In a second project phase we want to tackle some of the questions the first project phase left unanswered. Based on these questions we devised four fundamental hypotheses for the second project phase: 1.) By avoiding the use of nozzles with the ADE process, bioinks with cell concentrations near physiological levels can be printed. 2.) Using this method, single cells can be printed. This can be achieved by the proper modification of the current hardware. 3.) Even gels with complex gelation techniques can be processed using the ADE process. 4.) The analysis and process control of the behavior of the cell-laden droplets upon impact on the build platform is a basic prerequisite for understanding how three-dimensional cell-laden hydrogel structures can be reproducibly built using ADE technology.

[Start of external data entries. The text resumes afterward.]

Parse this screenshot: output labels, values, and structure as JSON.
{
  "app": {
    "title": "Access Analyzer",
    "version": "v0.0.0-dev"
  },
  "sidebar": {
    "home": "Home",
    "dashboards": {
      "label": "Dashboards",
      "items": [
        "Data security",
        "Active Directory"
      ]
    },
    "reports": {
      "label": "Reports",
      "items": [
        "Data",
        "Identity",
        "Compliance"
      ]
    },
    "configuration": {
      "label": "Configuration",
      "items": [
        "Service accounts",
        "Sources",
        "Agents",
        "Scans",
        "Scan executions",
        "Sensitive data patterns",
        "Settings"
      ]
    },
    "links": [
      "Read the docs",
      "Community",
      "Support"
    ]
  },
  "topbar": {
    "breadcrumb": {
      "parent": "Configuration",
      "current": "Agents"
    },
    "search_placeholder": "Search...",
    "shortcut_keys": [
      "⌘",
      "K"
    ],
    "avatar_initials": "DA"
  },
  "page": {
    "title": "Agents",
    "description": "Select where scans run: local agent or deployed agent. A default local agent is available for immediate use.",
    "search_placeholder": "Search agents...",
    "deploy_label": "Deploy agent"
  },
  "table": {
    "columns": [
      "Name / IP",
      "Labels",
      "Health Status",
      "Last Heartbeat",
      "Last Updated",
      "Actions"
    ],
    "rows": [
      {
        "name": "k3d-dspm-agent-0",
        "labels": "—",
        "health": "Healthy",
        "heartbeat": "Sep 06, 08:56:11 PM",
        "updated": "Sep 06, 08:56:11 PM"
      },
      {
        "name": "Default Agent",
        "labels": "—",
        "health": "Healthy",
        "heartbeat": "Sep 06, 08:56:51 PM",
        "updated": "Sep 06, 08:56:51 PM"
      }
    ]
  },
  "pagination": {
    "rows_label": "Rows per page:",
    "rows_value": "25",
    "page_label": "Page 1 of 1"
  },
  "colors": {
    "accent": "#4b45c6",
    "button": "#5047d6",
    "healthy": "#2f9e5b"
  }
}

An essential key to testing the working hypotheses in the second phase of the research project is the additional implementation of high-precision 3D measurement technology to the acoustic bioprinting system. This will enable us to monitor the printed objects during the printing process. It will also allow a detailed investigation of the effects of density, velocity, droplet diameter, viscosity and surface tension on the impact of the cell-laden droplets on the building platform and the fusion of the droplets with each other, as well as an analysis of the process-related response of the bio-printed cells. Based on the expected results and new findings from the second project phase, the acoustic bioprinting method can finally be comprehensively scientifically evaluated in direct comparison with established nozzle-based printing processes.